Enter the label-obsessed world of the vinyl record collector.  For collectors, the more obscure the label, the better the find. It doesn’t get much more obscure than Tryangle, the self-founded label of Death that dropped a 500-copy single hoping to drum up radio airplay. One of these singles found its way into the hands of a collector, who passed it around to other collectors, and before long the music began making appearances at underground parties. At one of these parties, Bobby Hackney Jr. heard his father’s voice singing.  The family connection between father and son is where the documentary really shines. The first part of the film lags a little, simply because there is little documentation of Death’s early existence. With only two surviving members, it’s harder to get a full account of events and decisions, because Bobby and Dannis are forced to speak for their brother. But the re-emergence of the music due to the love and devotion of two talented sons makes the film a rewarding experience.

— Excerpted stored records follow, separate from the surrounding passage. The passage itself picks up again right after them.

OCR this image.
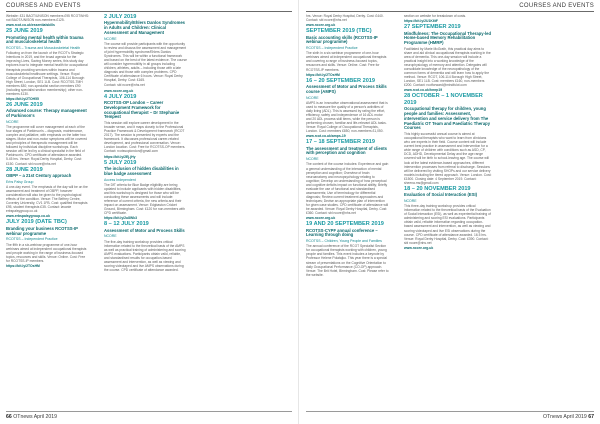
COURSES AND EVENTS	COURSES AND EVENTS

Website: £31 BAOT/UNISON members £95 RCOT/NHS: not BAOT/UNISON non-members £125.

www.rcot.co.uk/essentialskills

25 JUNE 2019

Promoting mental health within trauma and musculoskeletal health

RCOTSS – Trauma and Musculoskeletal Health

Following on from the launch of the RCOT's Strategic Intentions in 2019, and the broad agenda for the Improving Lives, Saving Money series, this study day explores how to integrate mental health for occupational therapists providing services within trauma and musculoskeletal healthcare settings. Venue: Royal College of Occupational Therapists, 106-114 Borough High Street, London, SE1 1LB. Cost: RCOTSS-TMH members £80; non-specialist section members £90 (including specialist section membership); other non-members £130.

https://bit.ly/2TOH55

26 JUNE 2019

Advanced course: Therapy management of Parkinson's

NCORE

The programme will cover management at each of the four stages of Parkinson's – diagnosis, maintenance, complex and palliative, with emphasis on the latter two stages. Motor and non-motor symptoms will be covered and principles of therapeutic management will be followed by individual discipline workshops. Each session will be led by a clinical specialist in the field of Parkinson's. CPD certificate of attendance awarded. 5.45 hrs. Venue: Royal Derby Hospital, Derby. Cost: £150. Contact: sbl ncore@nhs.net

28 JUNE 2019

OBPP – a 21st Century approach

Erbs Palsy Group

A one-day event. The emphasis of the day will be on the assessment and treatment of OBPP, however consideration will also be given to the psychological effects of the condition. Venue: The Belfrey Centre, Coventry University, CV1 1FB. Cost: qualified therapists £95, student therapists £35. Contact: lavanie erbspalsygroup.co.uk

www.erbspalsygroup.co.uk

JULY 2019 (DATE TBC)

Branding your business RCOTSS-IP webinar programme

RCOTSS – Independent Practice

The fifth in a six-webinar programme of one-hour webinars aimed at independent occupational therapists and people working in the range of business-focused topics, resources and skills. Venue: Online. Cost: Free for RCOTSS-IP members.

https://bit.ly/2TOsHM

2 JULY 2019

Hypermobility/Ehlers Danlos Syndromes in Adults and Children: Clinical Assessment and Management

NCORE

The course will provide participants with the opportunity to review and discuss the assessment and management of joint hypermobility syndrome/Ehlers Danlos Syndromes. This will be within a functional framework and based on the best of the latest evidence. The course will consider hypermobility in all groups including children, athletes, adults – including those with a late diagnosis and those with complex problems. CPD Certificate of attendance 6 hours. Venue: Royal Derby Hospital, Derby. Cost: £165.

Contact: sbl ncore@nhs.net

www.ncore.org.uk

4 JULY 2019

RCOTSS-OP London – Career Development Framework for occupational therapist – Dr Stephanie Tempest

This session will explore career development in the broader sense, and it maps closely to the Professional Practice Framework & Development framework (RCOT 2017). The session is presented by experts and the framework. It discusses professional career-related development, and professional conversation. Venue: London location. Cost: Free for RCOTSS-OP members. Contact: rcotssoplondon@gmail.com

https://bit.ly/2Ej.jHy

5 JULY 2019

The inclusion of hidden disabilities in blue badge assessment

Access Independent

The DfT criteria for Blue Badge eligibility are being updated to include applicants with hidden disabilities, and this workshop is designed for those who will be conducting these assessments and will include: reference of current criteria, the new criteria and their impact on assessment. Venue: Edgbaston Cricket Ground, Birmingham. Cost: £120 for non-members with CPD certificate.

https://bit.ly/2u8Wk3

8 – 12 JULY 2019

Assessment of Motor and Process Skills

NCORE

The five-day training workshop provides critical information related to the theoretical basis of the AMPS as well as practical training of administering and scoring AMPS evaluations. Participants obtain valid, reliable, and standardised results for occupation-based assessment and intervention, as well as viewing and scoring videotaped and live AMPS observations during the course. CPD certificate of attendance awarded.

hrs. Venue: Royal Derby Hospital, Derby. Cost: £440. Contact: sbl ncore@nhs.net

www.ncore.org.uk

SEPTEMBER 2019 (TBC)

Basic accounting skills (RCOTSS-IP webinar programme)

RCOTSS – Independent Practice

The sixth in a six-webinar programme of one-hour webinars aimed at independent occupational therapists and covering a range of business-focused topics, resources and skills. Venue: Online. Cost: Free for RCOTSS-IP members.

https://bit.ly/2TOsHM

16 – 20 SEPTEMBER 2019

Assessment of Motor and Process Skills course (AMPS)

NCORE

AMPS is an innovative observational assessment that is used to measure the quality of a person's activities of daily living (ADL). This is assessed by rating the effort, efficiency, safety and independence of 16 ADL motor and 20 ADL process skill items, while the person is performing chosen, familiar and life-relevant ADL tasks. Venue: Royal College of Occupational Therapists, London. Cost: members £850, non-members £1,050.

www.rcot.co.uk/amps-19

17 – 18 SEPTEMBER 2019

The assessment and treatment of clients with perception and cognition

NCORE

The content of the course includes: Experience and gain a general understanding of the interaction of mental perception and cognition; Overview of brain neuroanatomy and neuropsychology relating to cognition; Develop an understanding of how perceptual and cognitive deficits impact on functional ability; Briefly evaluate the use of functional and standardised assessments; Use of terminology for differential diagnosis; Review current treatment approaches and techniques; Devise an appropriate plan of intervention for given case studies. CPD certificate of attendance will be awarded. Venue: Royal Derby Hospital, Derby. Cost: £360. Contact: sbl ncore@nhs.net

www.ncore.org.uk

19 AND 20 SEPTEMBER 2019

RCOTSS-CYPF annual conference – Learning through doing

RCOTSS – Children, Young People and Families

The annual conference of the RCOT Specialist Section for occupational therapists working with children, young people and families. This event includes a keynote by Professor Helene Polatajko. This year there is a special stream of presentations on the Cognitive Orientation to daily Occupational Performance (CO-OP) approach. Venue: The Brit Hotel, Birmingham. Cost: Please refer to the website.

section on website for breakdown of costs.

https://bit.ly/2U1K6tF

27 SEPTEMBER 2019

Mindfulness: The Occupational Therapy-led Home-based Memory Rehabilitation Programme (HMRP)

Facilitated by Marie McGrath, this practical day aims to share and aid clinical occupational therapists working in the area of dementia. This one-day session will include a practical insight into a working knowledge of the neurophysiology of memory and attention. Delegates will consolidate knowledge of the neuropathology of the common forms of dementia and will learn how to apply the method. Venue: RCOT, 106-114 Borough High Street, London, SE1 1LB. Cost: members £160, non-members £200. Contact: rcotforward@mindfulot.com

www.rcot.co.uk/hmrp19

28 OCTOBER – 1 NOVEMBER 2019

Occupational therapy for children, young people and families: Assessment, intervention and service delivery from The Paediatric OT Team and Paediatric Therapy Courses

This highly successful annual course is aimed at occupational therapists who want to learn from clinicians who are experts in their field. Course content will include current best practice in assessment and intervention for a wide range of children with conditions such as ASD, CP, DCD, ADHD, Developmental Delay and the age range covered will be birth to school-leaving age. The course will look at the latest evidence-based approaches, different intervention processes from referral to discharge. Sessions will be delivered by visiting SHOPs and our service delivery models including the tiered approach. Venue: London. Cost: £1500. Closing date: 4 September 2019. Contact: sheena.ms@gmail.com

18 – 20 NOVEMBER 2019

Evaluation of Social Interaction (ESI)

NCORE

This three-day training workshop provides critical information related to the theoretical basis of the Evaluation of Social Interaction (ESI), as well as experiential training of administering and scoring ESI evaluations. Participants obtain valid, reliable information regarding occupation-based assessment and intervention, as well as viewing and scoring videotaped and live ESI observations during the course. CPD certificate of attendance awarded. 16.5 hrs. Venue: Royal Derby Hospital, Derby. Cost: £390. Contact: sbl ncore@nhs.net

www.ncore.org.uk

66 OTnews April 2019	OTnews April 2019 67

Part of the appeal of time travel is the chance to see the past unfiltered. When Marty McFly travels back to 1955 to experience his parents without the pretense of authority, we can identify with the character because we are so curious about our own ancestry. Different versions of us exist at many points in time, but those people seem mysterious and unreachable. Doc Brown may use a flux capacitor and a DeLorean to physically break down those barriers, but the past is still accessible in other ways, ways that don’t require 1.21 jigawatts and a Mr. Fusion.  Sometimes the past is stored safely in a dimly lit attic in Detroit. “A Band Called Death” shows the audience the importance of coincidence, history, and family.